Een daarvan betrof Fort Batenstein in het dorp Buttre aan de kust in de bossen van Ahantaland ten oosten van de kaap Three Points. In 1598 bouwde de West-Indische Compagnie in de omgeving een factorij in het bos. Zo’n factorij was een kleine nederzetting als steunpunt voor overzeese handel, die werd bestuurd door een afgevaardigde namens de WIC. Vaak bestond een factorij uit een paar pakhuizen, woningen voor het personeel, een kerk en een hoofdkantoor, soms met een garnizoen en een versterking of fort om de handelspost tegen indringers of aanvallers te kunnen verdedigen.
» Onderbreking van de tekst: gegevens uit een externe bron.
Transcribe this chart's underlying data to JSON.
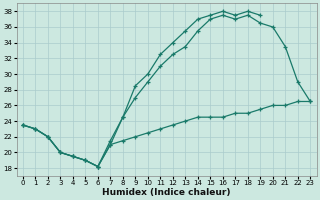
{
  "title": "",
  "xlabel": "Humidex (Indice chaleur)",
  "xlim": [
    -0.5,
    23.5
  ],
  "ylim": [
    17,
    39
  ],
  "yticks": [
    18,
    20,
    22,
    24,
    26,
    28,
    30,
    32,
    34,
    36,
    38
  ],
  "xticks": [
    0,
    1,
    2,
    3,
    4,
    5,
    6,
    7,
    8,
    9,
    10,
    11,
    12,
    13,
    14,
    15,
    16,
    17,
    18,
    19,
    20,
    21,
    22,
    23
  ],
  "background_color": "#cce8e0",
  "grid_color": "#aacccc",
  "line_color": "#1a7a6a",
  "series": {
    "line_upper": [
      23.5,
      23.0,
      22.0,
      20.0,
      19.5,
      19.0,
      18.2,
      21.5,
      24.5,
      28.5,
      30.0,
      32.5,
      34.0,
      35.5,
      37.0,
      37.5,
      38.0,
      37.5,
      38.0,
      37.5,
      null,
      null,
      null,
      null
    ],
    "line_mid": [
      23.5,
      23.0,
      22.0,
      20.0,
      19.5,
      19.0,
      18.2,
      21.0,
      24.5,
      27.0,
      29.0,
      31.0,
      32.5,
      33.5,
      35.5,
      37.0,
      37.5,
      37.0,
      37.5,
      36.5,
      36.0,
      33.5,
      29.0,
      26.5
    ],
    "line_lower": [
      23.5,
      23.0,
      22.0,
      20.0,
      19.5,
      19.0,
      18.2,
      21.0,
      21.5,
      22.0,
      22.5,
      23.0,
      23.5,
      24.0,
      24.5,
      24.5,
      24.5,
      25.0,
      25.0,
      25.5,
      26.0,
      26.0,
      26.5,
      26.5
    ]
  }
}
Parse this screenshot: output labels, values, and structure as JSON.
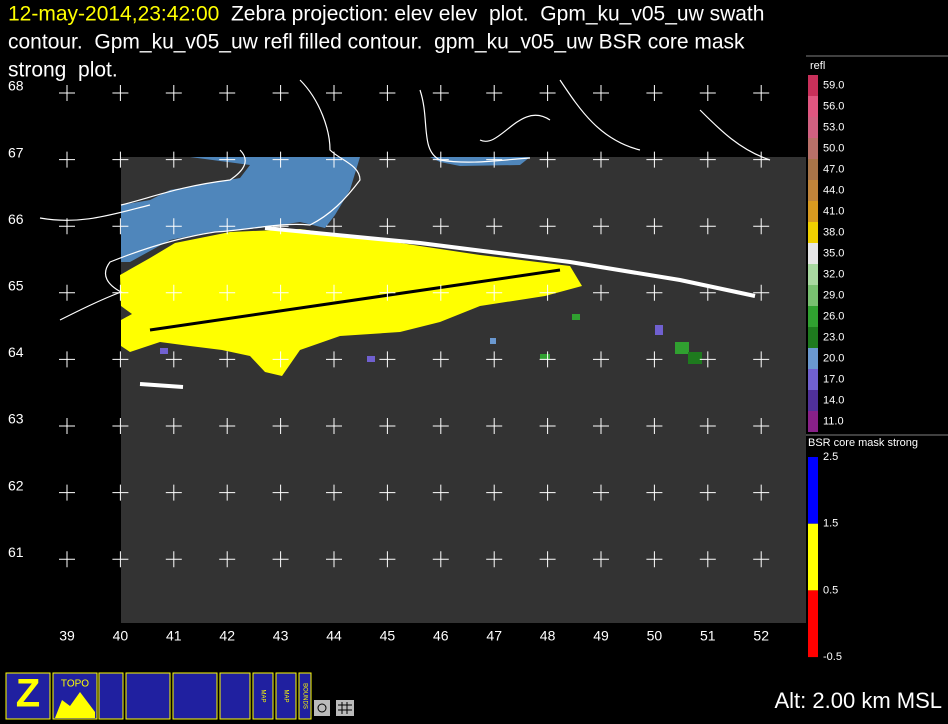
{
  "title": {
    "time": "12-may-2014,23:42:00",
    "lines": [
      "  Zebra projection: elev elev  plot.  Gpm_ku_v05_uw swath",
      "contour.  Gpm_ku_v05_uw refl filled contour.  gpm_ku_v05_uw BSR core mask",
      "strong  plot."
    ]
  },
  "lon_labels": [
    "39",
    "40",
    "41",
    "42",
    "43",
    "44",
    "45",
    "46",
    "47",
    "48",
    "49",
    "50",
    "51",
    "52"
  ],
  "lat_labels": [
    "68",
    "67",
    "66",
    "65",
    "64",
    "63",
    "62",
    "61"
  ],
  "legend_refl": {
    "title": "refl",
    "labels": [
      "59.0",
      "56.0",
      "53.0",
      "50.0",
      "47.0",
      "44.0",
      "41.0",
      "38.0",
      "35.0",
      "32.0",
      "29.0",
      "26.0",
      "23.0",
      "20.0",
      "17.0",
      "14.0",
      "11.0"
    ],
    "colors": [
      "#c8305a",
      "#e05680",
      "#d06080",
      "#b87068",
      "#a87448",
      "#c0843a",
      "#d89a20",
      "#f0d000",
      "#e6e6e6",
      "#a8d8a0",
      "#78c070",
      "#30a030",
      "#1e7a1e",
      "#6a98d0",
      "#7060d0",
      "#50309a",
      "#882088"
    ]
  },
  "legend_bsr": {
    "title": "BSR core mask strong",
    "labels": [
      "2.5",
      "1.5",
      "0.5",
      "-0.5"
    ],
    "colors": [
      "#0000ff",
      "#ffff00",
      "#ff0000"
    ]
  },
  "icons": [
    "TOPO",
    "MAP",
    "MAP",
    "BOUNDS"
  ],
  "status": "Alt: 2.00 km MSL"
}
Halverwege kreeg ook de Zweedse Afrikaanse Compagnie interesse in de plek. De WIC stookte toen de lokale bevolking op tegen de Zweden. Die Zweedse Afrika Compagnie was in 1649 met koninklijke Zweedse goedkeuring opgericht door Louis de Geer en zijn zoon Laurens, die in feite de hele onderneming runde. Deze Louis de Geer (Luik, 1587 – Amsterdam, 1652) was een grote, protestantse kanonnenproducent die ook voor de Nederlandse admiraliteit, de VOC en WIC werkte. Hij hoorde zowel in Nederland als in Zweden tot de elite. Vanaf 1657 was De Geer betrokken bij de Nederlandse slavenhandel van Guinee op Curaçao, samen met Philip van Hulten (1632-1692), de Amsterdamse koopman die rond 1680 gold als de belangrijkste slavenhandelaar in de West. Met de Zweedse Afrikaanse Compagnie ging De Geer dus de concurrentie aan met zijn Amsterdamse vrienden. De onderlinge onvrede duurde tot 1663 toen de Zweedse Afrika Compagnie werd opgeheven nadat de WIC de Zweden een schadevergoeding van 350.000 gulden had betaald voor het verlies van drie forten.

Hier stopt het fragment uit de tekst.